SPECIFIC range voor katten met nierziekte

Binnen het portfolio van SPECIFIC diervoedingen is speciaal voor katten met chronische nierinsufficiëntie de range Kidney Support

Belangrijke eigenschappen:

  • Beperkt fosforgehalte om hyperfosfatemie te verminderen en de voortgang van nierinsufficiëntie te vertragen.
  • Het verlaagde eiwitgehalte in combinatie met eiwitten van hoge biologische waarde vermindert azotemie bij honden en katten met nierfalen.
  • Hoge niveaus van omega-3-vetzuren EPA en DHA uit visolie en krill kunnen helpen de voortgang van nierfalen te vertragen.
  • Beperkt natriumgehalte voor de beheersing van hypertensie.
  • Bevat zeoliet, dat ammonium kan binden en helpen uremie te verminderen bij honden en katten met nierfalen.
  • Uitzonderlijke smaakacceptatie maximaliseert de kans dat aan de voedingsbehoeften wordt voldaan, zelfs bij patiënten met een slechte eetlust.

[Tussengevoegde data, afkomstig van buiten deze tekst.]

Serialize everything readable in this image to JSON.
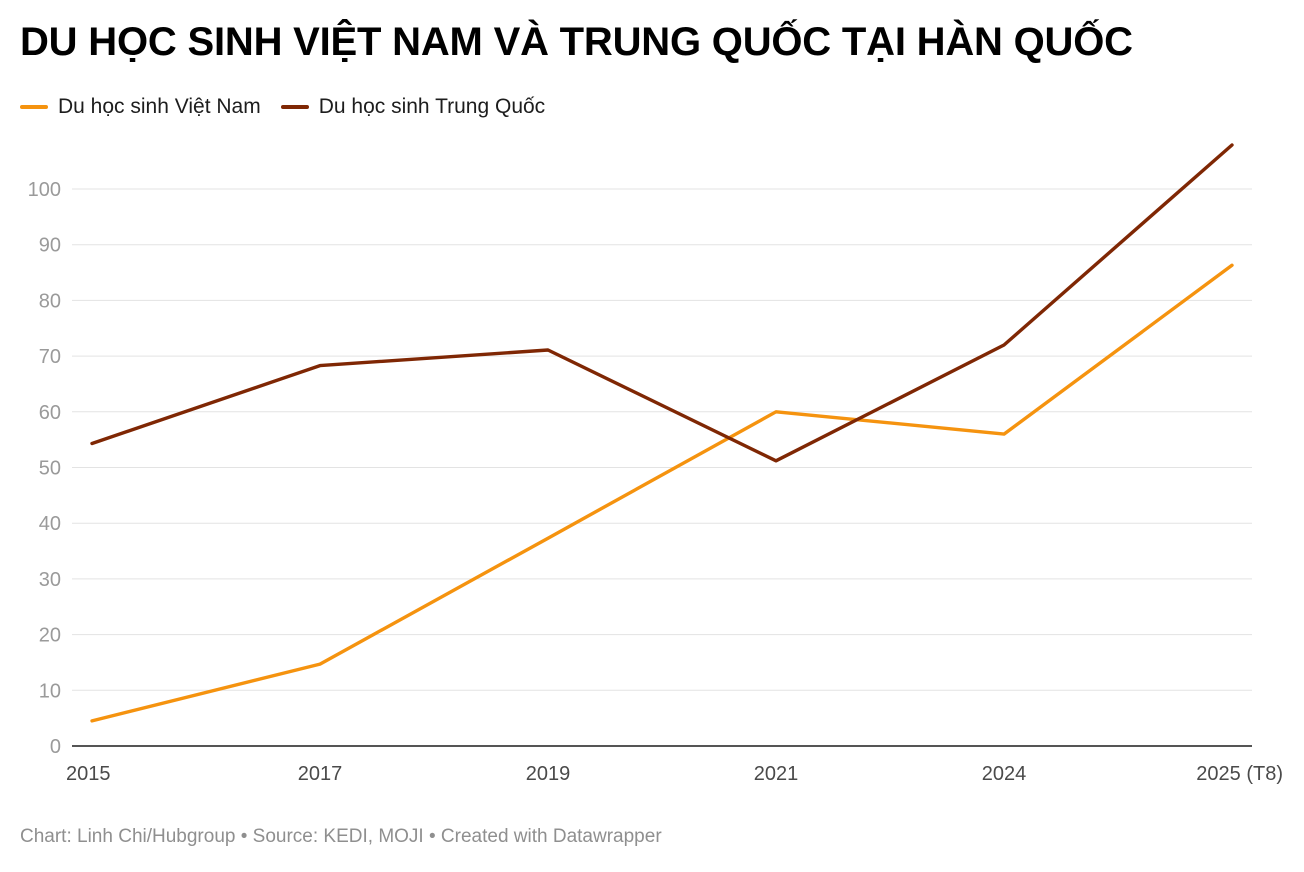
{
  "title": "DU HỌC SINH VIỆT NAM VÀ TRUNG QUỐC TẠI HÀN QUỐC",
  "footer": {
    "text": "Chart: Linh Chi/Hubgroup • Source: KEDI, MOJI • Created with Datawrapper"
  },
  "colors": {
    "vietnam": "#f5930f",
    "china": "#7f2704",
    "grid": "#e3e3e3",
    "axis": "#1d1d1d"
  },
  "chart_data": {
    "type": "line",
    "title": "DU HỌC SINH VIỆT NAM VÀ TRUNG QUỐC TẠI HÀN QUỐC",
    "xlabel": "",
    "ylabel": "",
    "categories": [
      "2015",
      "2017",
      "2019",
      "2021",
      "2024",
      "2025 (T8)"
    ],
    "yticks": [
      0,
      10,
      20,
      30,
      40,
      50,
      60,
      70,
      80,
      90,
      100
    ],
    "ylim": [
      0,
      100
    ],
    "grid": true,
    "legend_position": "top-left",
    "series": [
      {
        "name": "Du học sinh Việt Nam",
        "color_key": "vietnam",
        "values": [
          4.5,
          14.7,
          37.3,
          60.0,
          56.0,
          86.3
        ]
      },
      {
        "name": "Du học sinh Trung Quốc",
        "color_key": "china",
        "values": [
          54.3,
          68.3,
          71.1,
          51.2,
          72.0,
          107.9
        ]
      }
    ]
  }
}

De SPECIFIC Kidney Support range bestaat uit:

  • SPECIFIC FKD - droogvoeding in zakken van 400 g en 2 kg
  • SPECIFIC FKW - natvoer kuipjes van 7 x 100 g
  • SPECIFIC FKW-P - zakjes natvoer in 12 x 85 g

Binnen het portfolio hebben wij ook SPECIFIC Healthy Treats voor katten: lekkere knapperige treats gevuld met romige vis. Het matige gehalte aan eiwitten, fosfor, calcium, magnesium en natrium maakt SPECIFIC Healthy Treats ook geschikt voor katten met nier- of hartinsufficiëntie of urolithiasis. De Healthy Treats zitten in zakjes van 50 g.

Voor uitgebreide productinformatie en/of nutriëntensamenstelling, bekijk ons online Productboek

Nierpakket

Katten kunnen kieskeurige eters zijn. Hoewel onze Kidney Support als heel smakelijk ervaren wordt, hebben wij voor diereigenaren een proefpakketje: een tasje met daarin de 3 varianten van SPECIFIC Kidney Support. Zo kunnen diereigenaren kennis maken met de producten en uittesten of hun kat het lekker vindt. 

In ieder pakket (tasje) zit:

  • Zak droogvoer FKD (400g)
  • Kuipje natvoer FKW (100g)
  • Pouch met stukjes vlees in saus FKW-P (85g)
  • Flyer met informatie over deze diëten en een 1+1 kortingsbon*

* Hiermee ontvangt de eigenaar bij zijn 1e aankoop de 2e verpakking gratis!